Storm‐time distortion of the inner magnetosphere: How severe can it get?

Abstract: [1] First results are presented of an effort to model the storm-time distortion of the magnetic field in the inner magnetosphere using space magnetometer data. Strong geomagnetic storms are relatively rare events, represented by only a small fraction of the data used in the derivation of existing empirical geomagnetic field models. Hence using those models for the mapping of the storm-time magnetosphere is at most an extrapolation based on trends, obtained from quiet and moderately disturbed data. To overcome that limitation, a set of data was created, containing only clear-cut events with Dst ≤ −65 nT, with the goal to derive models of the inner and near geomagnetic field (R < 15 RE), representing strongly disturbed geomagnetic configurations and their evolution during the storm cycle.

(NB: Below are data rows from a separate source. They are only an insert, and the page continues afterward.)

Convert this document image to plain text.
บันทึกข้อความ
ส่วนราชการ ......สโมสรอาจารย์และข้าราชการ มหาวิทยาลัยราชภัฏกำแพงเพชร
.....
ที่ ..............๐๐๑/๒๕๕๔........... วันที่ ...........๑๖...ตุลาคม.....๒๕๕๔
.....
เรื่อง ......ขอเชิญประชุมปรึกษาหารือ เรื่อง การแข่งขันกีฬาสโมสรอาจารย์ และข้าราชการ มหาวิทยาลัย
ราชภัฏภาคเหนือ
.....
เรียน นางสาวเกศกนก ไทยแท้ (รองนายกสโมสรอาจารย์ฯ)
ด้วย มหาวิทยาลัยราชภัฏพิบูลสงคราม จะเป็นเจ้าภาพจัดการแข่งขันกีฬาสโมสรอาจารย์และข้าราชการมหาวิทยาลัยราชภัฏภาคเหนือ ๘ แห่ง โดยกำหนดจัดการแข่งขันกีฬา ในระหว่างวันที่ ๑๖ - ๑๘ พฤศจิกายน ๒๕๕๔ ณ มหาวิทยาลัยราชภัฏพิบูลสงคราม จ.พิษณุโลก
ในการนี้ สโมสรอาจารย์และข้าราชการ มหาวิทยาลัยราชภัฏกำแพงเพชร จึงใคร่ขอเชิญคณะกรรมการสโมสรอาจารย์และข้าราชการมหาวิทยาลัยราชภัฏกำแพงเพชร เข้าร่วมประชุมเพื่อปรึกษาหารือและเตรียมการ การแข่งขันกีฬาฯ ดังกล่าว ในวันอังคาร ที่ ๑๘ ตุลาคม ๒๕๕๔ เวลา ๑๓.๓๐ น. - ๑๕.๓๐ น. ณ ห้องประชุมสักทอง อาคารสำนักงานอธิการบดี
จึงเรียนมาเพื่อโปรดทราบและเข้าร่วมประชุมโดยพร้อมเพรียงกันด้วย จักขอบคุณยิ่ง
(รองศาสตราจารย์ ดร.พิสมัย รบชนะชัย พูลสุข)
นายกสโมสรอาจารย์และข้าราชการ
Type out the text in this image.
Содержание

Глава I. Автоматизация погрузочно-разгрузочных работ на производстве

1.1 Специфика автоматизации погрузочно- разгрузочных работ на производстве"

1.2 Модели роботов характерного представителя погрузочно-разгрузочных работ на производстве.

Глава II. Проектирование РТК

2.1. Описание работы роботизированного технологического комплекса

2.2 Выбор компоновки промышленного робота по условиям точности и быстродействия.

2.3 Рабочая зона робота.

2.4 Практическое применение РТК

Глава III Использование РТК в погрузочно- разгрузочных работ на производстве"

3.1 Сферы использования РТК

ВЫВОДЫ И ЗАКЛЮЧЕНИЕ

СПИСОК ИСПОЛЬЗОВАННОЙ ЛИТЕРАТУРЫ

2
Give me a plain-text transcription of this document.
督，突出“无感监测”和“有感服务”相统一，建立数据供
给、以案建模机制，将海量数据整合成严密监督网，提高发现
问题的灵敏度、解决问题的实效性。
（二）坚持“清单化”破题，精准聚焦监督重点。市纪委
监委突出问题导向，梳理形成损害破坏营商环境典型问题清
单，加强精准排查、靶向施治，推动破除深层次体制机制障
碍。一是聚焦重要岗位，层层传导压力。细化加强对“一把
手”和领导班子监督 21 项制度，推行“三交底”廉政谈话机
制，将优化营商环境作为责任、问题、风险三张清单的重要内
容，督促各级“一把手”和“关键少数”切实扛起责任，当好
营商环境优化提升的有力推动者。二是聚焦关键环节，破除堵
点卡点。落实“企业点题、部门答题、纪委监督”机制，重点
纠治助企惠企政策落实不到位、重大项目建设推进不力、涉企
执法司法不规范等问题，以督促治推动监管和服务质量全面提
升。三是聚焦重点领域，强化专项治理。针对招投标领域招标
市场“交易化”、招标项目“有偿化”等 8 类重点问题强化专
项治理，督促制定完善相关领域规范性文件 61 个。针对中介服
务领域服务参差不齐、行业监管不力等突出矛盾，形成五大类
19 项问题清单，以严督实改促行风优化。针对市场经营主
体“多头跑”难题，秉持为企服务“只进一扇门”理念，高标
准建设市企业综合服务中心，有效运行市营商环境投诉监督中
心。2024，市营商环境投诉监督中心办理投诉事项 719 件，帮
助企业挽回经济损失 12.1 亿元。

The final data set included about 143,000 records with 5-min average B-vectors, covering 37 major storms between 1996 and 2000. Most of the data came from GOES-8, -9, -10, Polar, and Geotail spacecraft, and two storms in February–March of 1998 were also partially covered by the data of Equator-S. In all cases, only those storms were selected for which concurrent solar wind and IMF data were available for the entire duration of the event. Interplanetary medium data were provided by Wind, ACE, and, to a lesser extent, by IMP 8 and Geotail. The inner magnetospheric field was represented using the newly developed T01 model [Tsyganenko, 2002a, 2002b], with a duskside partial ring current with variable amplitude and scale size, an essential part of the storm-time current system. The modeling revealed an enormous distortion and dawn-dusk asymmetry of the inner magnetosphere during the peak of the storm main phase, caused by the combined effect of the symmetric and partial ring currents, cross-tail current, and Birkeland currents. We found that during storms with Dst < −250 nT the tail-like deformation of the nightside field penetrates so close to Earth that the quasi-dipolar approximation breaks down at distances as small as 3–4 RE. This finding yields a quantitative answer to the question of why the auroras expand to unusually low latitudes during extremely strong storms. It also may provide a natural explanation for the observed impulsive injections and energizations of charged particles on the innermost L-shells. Finally, it questions the validity of using the dipole or quasi-dipole approximation in numerical simulations of severe storms in the inner magnetosphere.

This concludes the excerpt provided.